O amor romântico é um evento temporário, porque acontece no plano físico transitório. As etapas começam mais ou menos como paixão. Há as rupturas de emoção, os encontros. Mas a paixão romântica é também um elo com a eternidade, porque anseia por ser vivida para além do laço físico, esperando tornar-se absoluta, definitiva e completa. Cada vez que experimentamos um amor profundo, escapamos do tempo para nos aproximarmos do mistério e da possibilidade da eternidade. Amor e paixão ignoram o tempo. Aqueles que desejam puramente conjugar tornam-se vítimas de um presente raivoso e de uma inconsciência para a eternidade. Se falamos de verdadeira paixão, nossas habilidades de perceber a atemporalidade são intensificadas.
No entanto, a tragédia do amor perdido cria o perigo de uma fixação eterna no passado. Essa fixação continua a manifestar sua existência até que algo faça com que o vínculo emocional negativo com o perdido seja rompido. Nesse momento, provoca-se uma fuga do fluxo temporal, onde os acontecimentos que passam podem repousar no passado, dissociando-se do presente. Eles podem então se tornar integrados e comprometidos com o esquecimento.
No entanto, a memória humana luta para escapar da opacidade criada pela imagem inabalável do ente querido que não está mais ali. Tentar reter as imagens do passado, para emprestar sua intensidade ao presente, tem sido uma preocupação constante do ser humano. Num contexto individual, essa mera realidade pode ser vivida de forma altamente individual e independente. O futuro, indecifrável, não nos penetra. O passado é uma região conhecida mas ainda fecunda e, pela natureza prognóstica do humano, nunca abandonada até que o laço seja de alguma forma rompido.
Para tornar possível viver do amor, devemos criar o que pode ser chamado de fuga das algemas do tempo. O amor pode ser isolado de seu contexto temporal original, cristalizado pelo fluxo poderoso do evento que não faz mais parte do passado. Isso se constitui como um germe do que acontece em um tempo e denúncia completa de uma vida já inexistente. Assim, o passado não é mais "o passado", porque remove sua aparência fantasmagórica e reivindica sua atualidade.
Extraído da memória temporal esquecida, o amor pode se tornar uma experiência pura e atemporal da realidade extra temporal. O caminho da memória torna-se o instrumento para criar um momento presente erótico, uma recuperação de sensações passadas, que não visa apenas a recreação, mas que torna o prazer e a memória em planos iguais. Exemplo disso é a invocação de uma sensação passada, que deve ter a memória do corpo, dos lábios, da pele, que conhecemos intuitivamente. O corpo parece ter capacidade cognitiva, pelo menos na esfera sensual e indelével. O corpo sente, mas também pensa, lembra. O corpo sabe. Semelhantes equivalências são experimentadas quando nossas memórias transcendentes monopolizam o mais esplêndido erotismo e prazer de nossos seres. Quando isso ocorre!

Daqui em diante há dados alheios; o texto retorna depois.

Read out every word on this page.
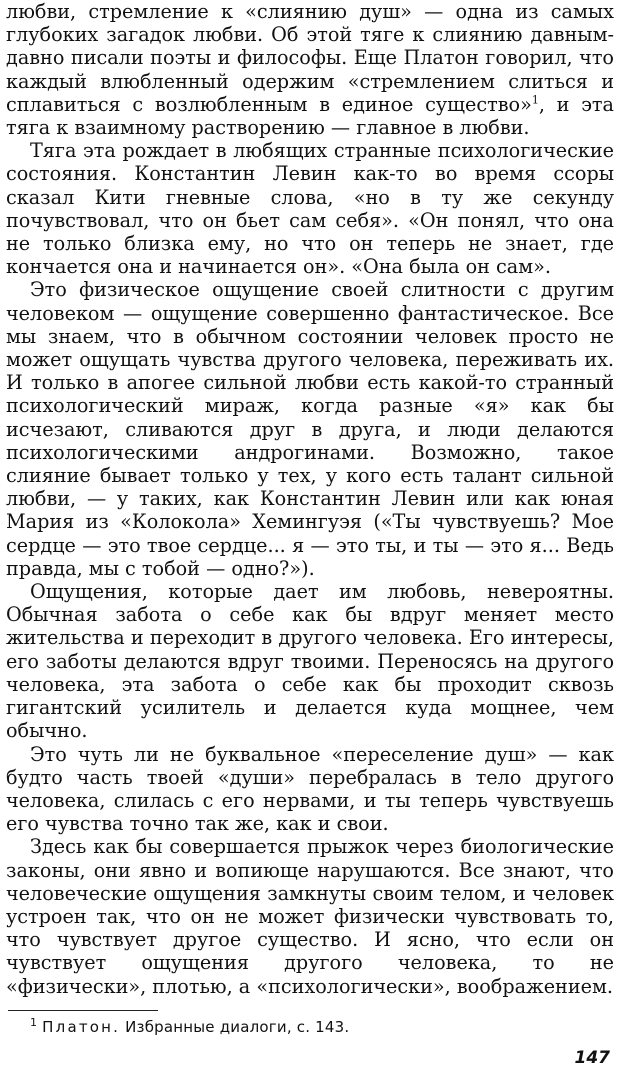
любви, стремление к «слиянию душ» — одна из самых глубоких загадок любви. Об этой тяге к слиянию давным-давно писали поэты и философы. Еще Платон говорил, что каждый влюбленный одержим «стремлением слиться и сплавиться с возлюбленным в единое существо»$^1$, и эта тяга к взаимному растворению — главное в любви.

Тяга эта рождает в любящих странные психологические состояния. Константин Левин как-то во время ссоры сказал Кити гневные слова, «но в ту же секунду почувствовал, что он бьет сам себя». «Он понял, что она не только близка ему, но что он теперь не знает, где кончается она и начинается он». «Она была он сам».

Это физическое ощущение своей слитности с другим человеком — ощущение совершенно фантастическое. Все мы знаем, что в обычном состоянии человек просто не может ощущать чувства другого человека, переживать их. И только в апогее сильной любви есть какой-то странный психологический мираж, когда разные «я» как бы исчезают, сливаются друг в друга, и люди делаются психологическими андрогинами. Возможно, такое слияние бывает только у тех, у кого есть талант сильной любви, — у таких, как Константин Левин или как юная Мария из «Колокола» Хемингуэя («Ты чувствуешь? Мое сердце — это твое сердце... я — это ты, и ты — это я... Ведь правда, мы с тобой — одно?»).

Ощущения, которые дает им любовь, невероятны. Обычная забота о себе как бы вдруг меняет место жительства и переходит в другого человека. Его интересы, его заботы делаются вдруг твоими. Переносясь на другого человека, эта забота о себе как бы проходит сквозь гигантский усилитель и делается куда мощнее, чем обычно.

Это чуть ли не буквальное «переселение душ» — как будто часть твоей «души» перебралась в тело другого человека, слилась с его нервами, и ты теперь чувствуешь его чувства точно так же, как и свои.

Здесь как бы совершается прыжок через биологические законы, они явно и вопиюще нарушаются. Все знают, что человеческие ощущения замкнуты своим телом, и человек устроен так, что он не может физически чувствовать то, что чувствует другое существо. И ясно, что если он чувствует ощущения другого человека, то не «физически», плотью, а «психологически», воображением.

$^1$ Платон. Избранные диалоги, с. 143.
147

O prazer é a memória e a reflexão sobre a autêntica vida de unidade com tudo. Às vezes, a memória não precisa de um catálogo completo de experiências. O passageiro, o fugaz, pode criar todo um universo de sensações. Um único momento, talvez furtivo e rápido, pode ser patenteado em nossas vidas. A atração não precisa de nenhum outro estímulo. O momento só precisa da percepção do belo, do sublime, apesar do assoalho temporário do encontro. Acaba com a forma, criando um erotismo essencialista que transcende toda forma momentânea, onde a intensidade supera tudo o mais. As fórmulas dos antigos greco-sírios sugerem um retorno metafísico à juventude dourada com sua amante, a beleza, o amor, mesmo que apenas por uma hora.

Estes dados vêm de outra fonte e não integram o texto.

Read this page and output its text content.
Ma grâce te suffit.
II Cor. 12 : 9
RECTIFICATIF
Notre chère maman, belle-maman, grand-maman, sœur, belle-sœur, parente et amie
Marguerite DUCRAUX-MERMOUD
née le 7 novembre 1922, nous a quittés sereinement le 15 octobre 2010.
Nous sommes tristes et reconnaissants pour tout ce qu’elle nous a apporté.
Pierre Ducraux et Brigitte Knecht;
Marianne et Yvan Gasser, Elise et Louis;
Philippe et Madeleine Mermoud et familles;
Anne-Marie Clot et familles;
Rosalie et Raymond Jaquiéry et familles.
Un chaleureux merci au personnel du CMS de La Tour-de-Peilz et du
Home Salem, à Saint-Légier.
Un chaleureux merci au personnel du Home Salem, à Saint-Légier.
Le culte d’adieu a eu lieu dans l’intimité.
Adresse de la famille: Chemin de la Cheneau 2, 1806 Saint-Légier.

Eu proponho um eterno paixão. Esta eternidade é criada com os estímulos da memória e a riqueza das sensações que a sua renovação nunca esgota. Ressaltemos que diante dos embates e desilusões do tempo ainda existe a possibilidade de reflexão transcendente. A dor e a velhice desaparecem, nem que seja por um momento, mas o cansaço que é a vida que só pode ser suportado se abundarmos no que nos ultrapassa. Convido-vos a ultrapassar os limites do conhecimento, estabelecendo novas ordens entre as palavras e as coisas, utilizando a multiplicidade de ferramentas fornecidas pela experiência humana, como viver pequenos momentos, olhares, divagações solitárias. Assim iremos passar e apresentar, excluídos do tempo, confundindo previamente os nossos corpos e podendo fundir-nos. É preciso aquecer-se para a possibilidade de ser amado na memória, obtendo a sua renovação, através de uma eloquência do corpo que ultrapassa o tempo.